Hey i need to solve this SDE
$dX_t=-X_tdt+e^{-t}dW_t, X_0=x_0\in\mathbb{R}$
I do this:
$f(t)=-1, g(t)=0, h(t)=e^{-t}$
$dX_t+X_tdt=e^{-t}dW_t$
Now i multiply by: $e^{-\int_0^t f(s)ds}=e^{-t}$
$e^{-t}dX_t-e^{-t}X_tdt=e^{-2t}dW_t$
and now the left side is a derivative $d(e^{\int_0^t f(s)ds}\cdot X_t)=d(e^{-t}X_t)$.
$d(e^{-t}X_t)=e^{-2t}dW_t$
and
$e^{-t}X_t-e^{0}X_0=\int_0^te^{-2s}dWs$
$X_t=x_0e^{t}+e^{t}\int_0^te^{-2s}dWs$ and here again i have no idea how to check that the result is okay so how to calculate $dX_t$ Can anyone help?
The process $X$ looks alot like the Ornstein–Uhlenbeck process.

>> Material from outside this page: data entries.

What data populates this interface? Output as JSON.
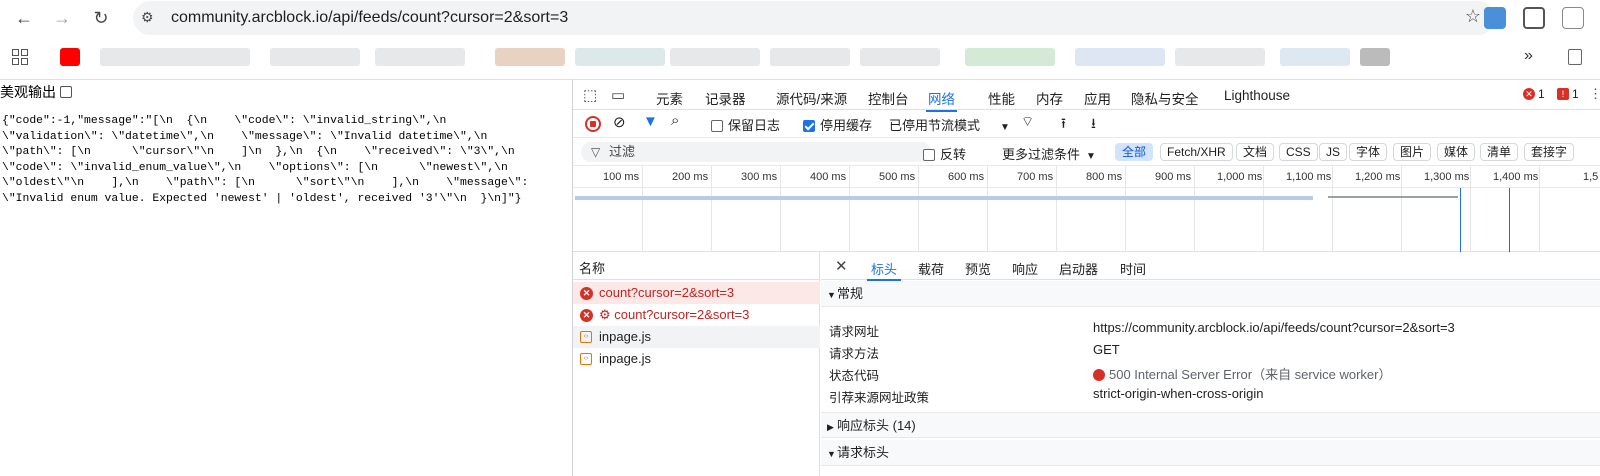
{
  "browser": {
    "url": "community.arcblock.io/api/feeds/count?cursor=2&sort=3",
    "overflow_label": "»"
  },
  "left_pane": {
    "pretty_print_label": "美观输出",
    "json_lines": [
      "{\"code\":-1,\"message\":\"[\\n  {\\n    \\\"code\\\": \\\"invalid_string\\\",\\n",
      "\\\"validation\\\": \\\"datetime\\\",\\n    \\\"message\\\": \\\"Invalid datetime\\\",\\n",
      "\\\"path\\\": [\\n      \\\"cursor\\\"\\n    ]\\n  },\\n  {\\n    \\\"received\\\": \\\"3\\\",\\n",
      "\\\"code\\\": \\\"invalid_enum_value\\\",\\n    \\\"options\\\": [\\n      \\\"newest\\\",\\n",
      "\\\"oldest\\\"\\n    ],\\n    \\\"path\\\": [\\n      \\\"sort\\\"\\n    ],\\n    \\\"message\\\":",
      "\\\"Invalid enum value. Expected 'newest' | 'oldest', received '3'\\\"\\n  }\\n]\"}"
    ]
  },
  "devtools": {
    "tabs": [
      "元素",
      "记录器",
      "源代码/来源",
      "控制台",
      "网络",
      "性能",
      "内存",
      "应用",
      "隐私与安全",
      "Lighthouse"
    ],
    "active_tab": "网络",
    "error_count": "1",
    "issue_count": "1",
    "toolbar": {
      "preserve_log": "保留日志",
      "disable_cache": "停用缓存",
      "throttle": "已停用节流模式"
    },
    "filter": {
      "placeholder": "过滤",
      "invert": "反转",
      "more_filters": "更多过滤条件",
      "types": [
        "全部",
        "Fetch/XHR",
        "文档",
        "CSS",
        "JS",
        "字体",
        "图片",
        "媒体",
        "清单",
        "套接字"
      ]
    },
    "timeline_ticks": [
      "100 ms",
      "200 ms",
      "300 ms",
      "400 ms",
      "500 ms",
      "600 ms",
      "700 ms",
      "800 ms",
      "900 ms",
      "1,000 ms",
      "1,100 ms",
      "1,200 ms",
      "1,300 ms",
      "1,400 ms",
      "1,5"
    ],
    "request_list": {
      "header": "名称",
      "rows": [
        {
          "name": "count?cursor=2&sort=3",
          "status": "error",
          "selected": true
        },
        {
          "name": "⚙ count?cursor=2&sort=3",
          "status": "error",
          "selected": false
        },
        {
          "name": "inpage.js",
          "status": "js",
          "selected": false
        },
        {
          "name": "inpage.js",
          "status": "js",
          "selected": false
        }
      ]
    },
    "detail": {
      "tabs": [
        "标头",
        "载荷",
        "预览",
        "响应",
        "启动器",
        "时间"
      ],
      "active_tab": "标头",
      "general_title": "常规",
      "general": [
        {
          "key": "请求网址",
          "value": "https://community.arcblock.io/api/feeds/count?cursor=2&sort=3"
        },
        {
          "key": "请求方法",
          "value": "GET"
        },
        {
          "key": "状态代码",
          "value": "500 Internal Server Error（来自 service worker）"
        },
        {
          "key": "引荐来源网址政策",
          "value": "strict-origin-when-cross-origin"
        }
      ],
      "response_headers": "响应标头 (14)",
      "request_headers": "请求标头"
    }
  },
  "colors": {
    "accent": "#1a73e8",
    "error": "#d93025"
  }
}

Let us first define the following process: for all $t\geq0$, $Y_t = X_te^{t}$ with $Y_0 = x_0$. Thanks to Integration by parts, we have: \begin{align} dY_t &= d( X_te^{t}) = e^tdX_t + X_te^tdt + 0 \\ &= e^t(-X_tdt+e^{-t}dW_t) + X_te^tdt\\ &= dW_t \end{align} Thus, we have that $Y_t = x_0 + W_t$ but using the expression of $Y$, we then ended up with: \begin{equation} X_t= x_0e^{-t} + e^{-t}W_t \end{equation}